第46話さようなら、不便で娯楽のない世界

昨日は斜めの上すぎる展開に感情が追い付けず、その場に似つかわしいリアクションが取れなかった。だって、あまりにも呆気なさすぎるから。

殴って記憶喪失にした大司教が、すっ転んた拍子に記憶が戻ったなんて、ご都合主義すぎる。結末が三流ギャグ漫画のオチみたい。正直、ドッキリなんじゃないかとも思う自分もいた。


そう思ってしまうほど、帰還に対しての実感が持てなかった。

でも、王宮に戻り、ベッドで寝ては起きて、寝ては起きてという、時間を持て余し続けていると、徐々に帰還への現実味を感じてきていた。

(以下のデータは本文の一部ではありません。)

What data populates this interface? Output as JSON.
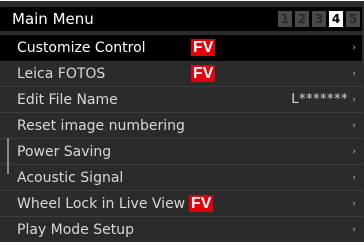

何より、一番私自身に実感を持たせてくれたものは廊下で従者やメイド達が立てている足音だった。忙しなく足音が鳴っているということは、帰還の準備が着実に進められるということ。だからなのか、鬱陶しいとは感じつつも、むかっ腹はそれほど立たない。


むかっ腹の代わりに別の感情が沸き上がってきていた。

それは『嬉しい』『やったぁ』『ラッキー』というものだ。今の私は完全に浮かれっぱなし状態だ。


まさか、こうもトントン拍子に行くなんてね。

今、貴族たちが帰還についてつどって協議している最中らしいが、たぶん大丈夫だろう。帰還に反対という意見も出ているらしいが、大半は賛成派が多いらしい。何より私らを終始怖がっていた国王が後押ししている。それに王宮内では『やっと還ってもらえる』『せいせいする』という空気が流れている。むしろ、しらけた意見を出す反対派のほうが糾弾されているだろう。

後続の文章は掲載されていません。